New York trailed the Boston Red Sox three games to two. Boston was up 5-3, heading into the bottom of the 10th inning of Game Six. All looked lost for the Mets.
“That moment in game six (Mookie Wilson’s ground ball going through Bill Buckner’s legs) was one of the most famous moments, I think, in baseball history,” Sikes said. “And rightfully so, because we were down two runs and we had two outs with nobody on. We got three straight base hits from Gary Carter, Kevin Mitchell and Ray Knight and ended up putting the pressure on the Red Sox defensively.
“A lot of people just think the ground ball just went through Bill Buckner’s legs and the game was over. But we were down and had to get three straight base hits.”
Wilson was at the plate when a wild pitch by Red Sox pitcher Bob Stanley allowed Kevin Mitchell to score and tie the game.
“And then we won; Mookie hit the ball to Buckner at first base (and Knight scored on the Buckner error)," Sikes said. “Mookie still swears to this day that he was going to beat Bob Stanley to first base. He was going to be safe anyway.”
BASEBALL'S LIFELONG LESSONS
Sikes has countless stories of games and players that he could tell for hours on end.
And he believes being a Major League trainer helped prepare him for teaching.
“I think in sports, as in anything, one of the key ways to be successful is to have a relationship with the people you work with,” he said. “I’ve taken some of those lessons I’ve learned from athletics and being in Major League Baseball and put them in the classroom.
"I found that is one of the ways you can be effective with your students: have a relationship with them.One of the things I try to do (is) one of the things I learned from Al Jackson (a former Mets pitcher and pitching coach). We were talking and I asked him, ‘What do you do as a pitching coach?’ And he said, ‘I make sure to talk to all my pitchers every day. That’s my first mission is to go and talk to them.”
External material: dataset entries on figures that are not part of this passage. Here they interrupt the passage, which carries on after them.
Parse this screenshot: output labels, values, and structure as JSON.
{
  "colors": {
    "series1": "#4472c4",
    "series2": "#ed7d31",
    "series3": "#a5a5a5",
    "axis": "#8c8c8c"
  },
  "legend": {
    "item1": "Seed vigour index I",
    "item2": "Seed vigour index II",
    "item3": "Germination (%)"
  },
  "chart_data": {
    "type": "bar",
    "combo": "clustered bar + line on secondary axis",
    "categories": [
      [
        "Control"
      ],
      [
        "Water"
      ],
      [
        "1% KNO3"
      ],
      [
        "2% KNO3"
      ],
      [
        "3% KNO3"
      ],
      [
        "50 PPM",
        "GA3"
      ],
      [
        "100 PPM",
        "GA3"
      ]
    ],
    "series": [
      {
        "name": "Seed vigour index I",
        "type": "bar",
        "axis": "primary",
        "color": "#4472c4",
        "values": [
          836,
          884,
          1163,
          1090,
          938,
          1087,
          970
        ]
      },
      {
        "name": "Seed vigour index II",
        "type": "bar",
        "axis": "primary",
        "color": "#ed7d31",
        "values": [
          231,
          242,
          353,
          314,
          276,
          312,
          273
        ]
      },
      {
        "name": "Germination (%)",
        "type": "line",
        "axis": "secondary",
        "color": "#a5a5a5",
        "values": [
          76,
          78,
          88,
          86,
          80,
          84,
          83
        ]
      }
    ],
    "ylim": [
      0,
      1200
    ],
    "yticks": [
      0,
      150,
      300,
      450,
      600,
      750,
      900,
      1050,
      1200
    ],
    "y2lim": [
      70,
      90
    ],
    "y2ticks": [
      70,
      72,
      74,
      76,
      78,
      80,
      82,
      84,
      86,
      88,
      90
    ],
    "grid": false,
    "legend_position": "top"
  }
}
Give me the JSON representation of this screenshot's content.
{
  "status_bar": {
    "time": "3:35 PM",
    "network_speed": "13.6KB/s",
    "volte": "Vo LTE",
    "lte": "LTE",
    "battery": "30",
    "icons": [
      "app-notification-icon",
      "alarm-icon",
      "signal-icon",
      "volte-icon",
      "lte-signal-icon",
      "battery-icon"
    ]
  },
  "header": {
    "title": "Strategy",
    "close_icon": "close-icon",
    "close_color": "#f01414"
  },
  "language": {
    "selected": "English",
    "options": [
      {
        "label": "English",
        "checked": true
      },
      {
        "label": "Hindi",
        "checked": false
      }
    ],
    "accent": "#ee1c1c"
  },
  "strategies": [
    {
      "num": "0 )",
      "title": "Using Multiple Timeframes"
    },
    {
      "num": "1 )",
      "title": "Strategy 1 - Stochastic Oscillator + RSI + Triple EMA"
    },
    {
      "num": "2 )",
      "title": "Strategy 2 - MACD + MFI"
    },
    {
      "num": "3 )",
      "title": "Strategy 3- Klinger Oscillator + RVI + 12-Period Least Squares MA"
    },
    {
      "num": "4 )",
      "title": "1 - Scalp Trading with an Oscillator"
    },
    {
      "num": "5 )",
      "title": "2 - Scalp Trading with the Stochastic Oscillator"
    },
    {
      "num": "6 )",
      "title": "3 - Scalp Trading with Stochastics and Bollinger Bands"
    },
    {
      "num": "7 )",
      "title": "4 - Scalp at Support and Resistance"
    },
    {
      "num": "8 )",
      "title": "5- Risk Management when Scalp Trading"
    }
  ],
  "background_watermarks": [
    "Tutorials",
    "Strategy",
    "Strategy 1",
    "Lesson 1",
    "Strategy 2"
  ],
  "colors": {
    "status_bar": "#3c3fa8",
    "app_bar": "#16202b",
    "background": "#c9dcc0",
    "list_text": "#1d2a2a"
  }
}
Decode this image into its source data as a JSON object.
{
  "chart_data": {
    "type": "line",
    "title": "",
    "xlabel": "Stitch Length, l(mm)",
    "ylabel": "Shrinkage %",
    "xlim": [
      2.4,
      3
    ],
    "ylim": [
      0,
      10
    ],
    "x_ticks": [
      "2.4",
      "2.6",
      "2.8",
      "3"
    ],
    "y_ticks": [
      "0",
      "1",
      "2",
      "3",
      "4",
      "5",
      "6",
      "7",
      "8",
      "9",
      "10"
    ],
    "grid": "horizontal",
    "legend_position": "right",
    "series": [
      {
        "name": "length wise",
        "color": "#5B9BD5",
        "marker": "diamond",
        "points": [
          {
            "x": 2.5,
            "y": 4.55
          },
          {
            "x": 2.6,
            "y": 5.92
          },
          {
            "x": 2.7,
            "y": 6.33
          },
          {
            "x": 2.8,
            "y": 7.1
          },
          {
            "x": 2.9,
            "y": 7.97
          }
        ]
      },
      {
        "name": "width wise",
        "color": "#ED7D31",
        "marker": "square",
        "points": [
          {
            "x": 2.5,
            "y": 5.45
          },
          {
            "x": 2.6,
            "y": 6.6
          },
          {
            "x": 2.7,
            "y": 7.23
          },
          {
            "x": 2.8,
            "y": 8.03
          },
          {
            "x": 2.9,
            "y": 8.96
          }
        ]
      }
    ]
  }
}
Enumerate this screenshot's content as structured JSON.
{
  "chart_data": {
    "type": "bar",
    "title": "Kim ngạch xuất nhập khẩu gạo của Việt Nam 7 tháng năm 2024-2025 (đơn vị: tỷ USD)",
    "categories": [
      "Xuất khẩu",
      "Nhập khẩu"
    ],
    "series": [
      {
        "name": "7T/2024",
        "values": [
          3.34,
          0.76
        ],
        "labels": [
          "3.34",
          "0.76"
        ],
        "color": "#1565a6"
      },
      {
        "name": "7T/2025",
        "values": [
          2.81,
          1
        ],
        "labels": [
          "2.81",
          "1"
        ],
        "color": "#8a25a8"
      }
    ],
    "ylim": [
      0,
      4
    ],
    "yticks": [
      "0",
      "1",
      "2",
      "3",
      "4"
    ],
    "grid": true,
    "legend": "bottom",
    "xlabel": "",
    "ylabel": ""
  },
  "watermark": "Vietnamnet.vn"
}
Sikes took that lesson to heart and uses it every day in the classroom. He likes to call a student by name every day.
“Those are some of the lessons you learn about being successful,” he said.
'ALWAYS VERY JOYFUL' DREAMS
Sikes still thinks about his days with the Mets.
“I still dream about being there every night,” he said. "There is something about being a part of those teams that starts coming back, and it’s always very happy. It’s always very joyful.
“I’m lucky to have good dreams like that. I feel extremely blessed and fortunate to have experienced that.”
Sikes has no regrets about his climb to the Big Leagues or his time spent with the Mets.
“As it has worked out now, I am very happy,” he said. “I’m very happy to be a teacher. It’s an extremely rewarding experience.
“A day doesn’t go by that I don’t know I have not somehow benefited from the experience of being in the Major Leagues.”